RExBench:編碼代理能否自主實現人工智慧研究的擴展?
RExBench: Can coding agents autonomously implement AI research extensions?
June 27, 2025
作者: Nicholas Edwards, Yukyung Lee, Yujun, Mao, Yulu Qin, Sebastian Schuster, Najoung Kim
cs.AI
摘要
基於大型語言模型(LLMs)的代理在自主執行複雜軟體工程任務方面展現出潛力。此外,在開發能夠完成機器學習與自然科學研究流程部分工作的代理方面,也取得了進展。我們認為,研究擴展及其實現是此類系統的關鍵能力,並引入RExBench以支持對這一能力的評估。RExBench是一個包含12項現實研究實驗實現任務的基準,旨在探討尚未被實施的研究假設。每項任務均設置為對現有研究論文及代碼庫的擴展,並附有領域專家撰寫的指導說明。RExBench對數據污染具有魯棒性,並支持自動評估基礎設施,該設施執行代理輸出以判斷是否滿足成功標準。我們利用此基準評估了使用三種不同框架(aider、Claude Code和OpenHands)實現的九個LLM代理。我們發現,所有被評估的代理均未能自主實現大部分擴展。儘管在提供額外人工提示後成功率有所提升,但在該設定下的最佳表現仍低於40%。這表明,當前代理在無需大量人工指導的情況下處理現實研究擴展任務的能力仍有不足。
English
Agents based on Large Language Models (LLMs) have shown promise for
performing sophisticated software engineering tasks autonomously. In addition,
there has been progress towards developing agents that can perform parts of the
research pipeline in machine learning and the natural sciences. We argue that
research extension and its implementation is a critical capability for such
systems, and introduce RExBench to support the evaluation of this capability.
RExBench is a benchmark consisting of 12 realistic research experiment
implementation tasks that aim to investigate research hypotheses that have not
previously been implemented. Each task is set up as an extension to an existing
research paper and codebase, accompanied by domain expert-written instructions.

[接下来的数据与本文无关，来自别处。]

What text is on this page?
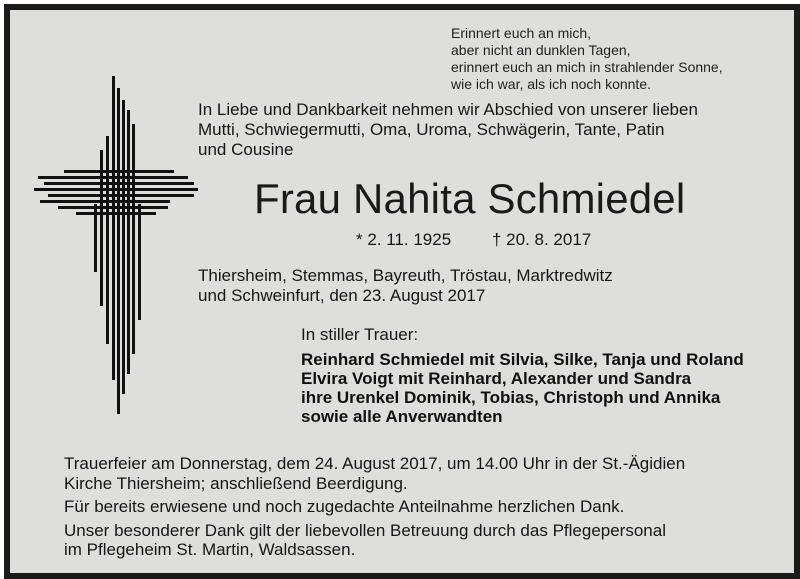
Erinnert euch an mich,
aber nicht an dunklen Tagen,
erinnert euch an mich in strahlender Sonne,
wie ich war, als ich noch konnte.
In Liebe und Dankbarkeit nehmen wir Abschied von unserer lieben
Mutti, Schwiegermutti, Oma, Uroma, Schwägerin, Tante, Patin
und Cousine
Frau Nahita Schmiedel
* 2. 11. 1925 † 20. 8. 2017
Thiersheim, Stemmas, Bayreuth, Tröstau, Marktredwitz
und Schweinfurt, den 23. August 2017
In stiller Trauer:
Reinhard Schmiedel mit Silvia, Silke, Tanja und Roland
Elvira Voigt mit Reinhard, Alexander und Sandra
ihre Urenkel Dominik, Tobias, Christoph und Annika
sowie alle Anverwandten
Trauerfeier am Donnerstag, dem 24. August 2017, um 14.00 Uhr in der St.-Ägidien
Kirche Thiersheim; anschließend Beerdigung.
Für bereits erwiesene und noch zugedachte Anteilnahme herzlichen Dank.
Unser besonderer Dank gilt der liebevollen Betreuung durch das Pflegepersonal
im Pflegeheim St. Martin, Waldsassen.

RExBench is robust to data contamination, and supports an automatic evaluation
infrastructure that executes agent outputs to determine whether the success
criteria are met. We use this benchmark to evaluate nine LLM agents implemented
using three different frameworks: aider, Claude Code, and OpenHands. We find
that all agents evaluated fail to autonomously implement the majority of the
extensions. Although the success rate improves with additional human-written
hints, the best performance under this setting remains below 40%. This
indicates that current agents are still short of being able to handle realistic
research extension tasks without substantial human guidance.